A class action lawsuit filed Thursday alleges the Illinois Department of Children & Family Services has “willfully and wrongly” left scores of children in its care in juvenile jails up to weeks or months after they were ordered to be released.
The federal lawsuit alleges that rather than housing these children in appropriate settings, DCFS has allowed them to remain locked in juvenile jails without access to proper educational, medical and mental health supports.
“Every child who’s been in DCFS custody has had some trauma in their life at some point in time,” Russell Ainsworth, an attorney with Loevy & Lovey, which filed the suit, said during a press conference Thursday. “These are our most vulnerable children. DCFS has known about this problem for years, but refuses to do anything about it.”
According to the lawsuit, at some point each of the children in this class action were in the care of DCFS and were placed in a juvenile jail. But after a court ordered the children to be released to their guardian under what’s called a “release upon request” (RUR), DCFS allegedly “failed to place these children in a safe and appropriate environment, instead causing them to remain wrongfully incarcerated.”
By doing so, the department caused damage to these children that was “tremendous and undeniable,” their attorneys alleged.
“These children are isolated from loved ones and support systems,” the attorneys wrote in the lawsuit. “They are deprived of the everyday joys, experiences, and opportunities of childhood. Indeed, children incarcerated in juvenile jail are confined to their cells for the majority of the day, have limited opportunities to exercise, and are exposed to unnecessary violence and dangers.”
The suit alleges that in 2021 there were more than 80 children who were incarcerated despite RUR orders for their release. On average, that incarceration lasted more than 40 days, according to Cook County Public Guardian Charles Golbert.
According to Ainsworth, the solution is a simple one: DCFS needs to use its resources to find more homes for children, but the department instead “refuses” to find proper placements.
DCFS spokesperson Bill McCaffrey said the department works as quickly as it can to place children in appropriate and safe settings.

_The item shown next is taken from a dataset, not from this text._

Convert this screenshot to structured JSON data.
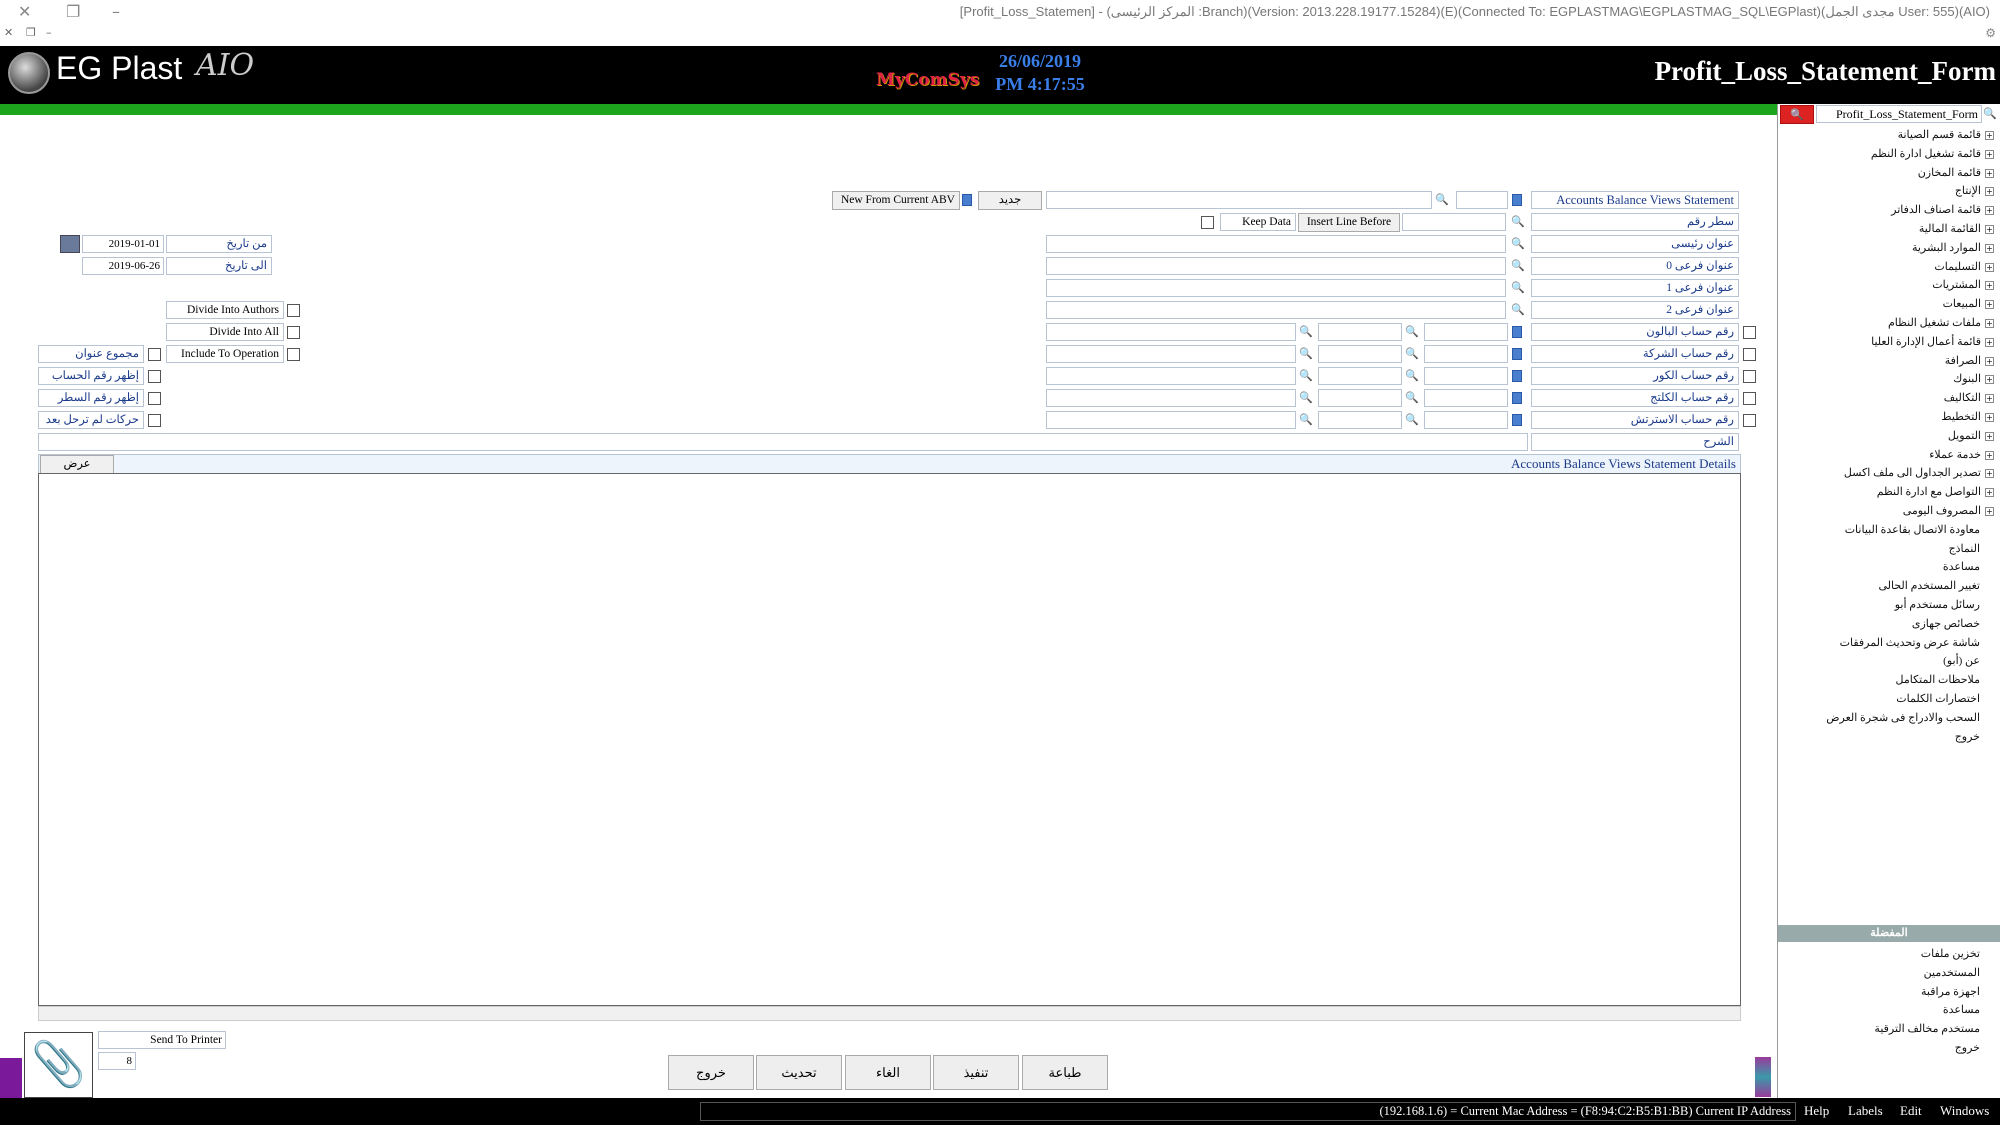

“Of course, we can only place youth where we have availability that meets their needs, which is why the department is also working to expand the capacity that was hollowed out under previous administrations,” he said in a statement. “Thanks to this work, in recent years we have made progress in reducing the number of youth who remain in the justice system past the date they are allowed to be released and we are deeply committed to continued progress.”
In one case highlited in the lawsuit, a juvenile referred to only as John — who suffers from “several mental health diagnoses” — was jailed at the Cook County Juvenile Temporary Detention Center for more than five months across 2021 and 2022. While there, he was allegedly unable to receive necessary educational services or mental health care during his incarceration.
Another juvenile, Jordan, was incarcerated on four separate occasions despite an RUR order, when he was as young as 13, the lawsuit states. This was allegedly “extremely harmful to him,” as he was unable to receive assessments and evaluations necessary under his individualized education program.
Janiah Caine, an 18-year-old who said she was previously held at a juvenile jail facility multiple times, said she missed her grandmother’s funeral because she was unable to be properly released.
“It feels like nobody cares about you, and they were the people supposed to get me out of a bad situation, but put me in another bad situation,” she said Thursday. “I just hope that other kids that are going through this don’t have to go through this no more.”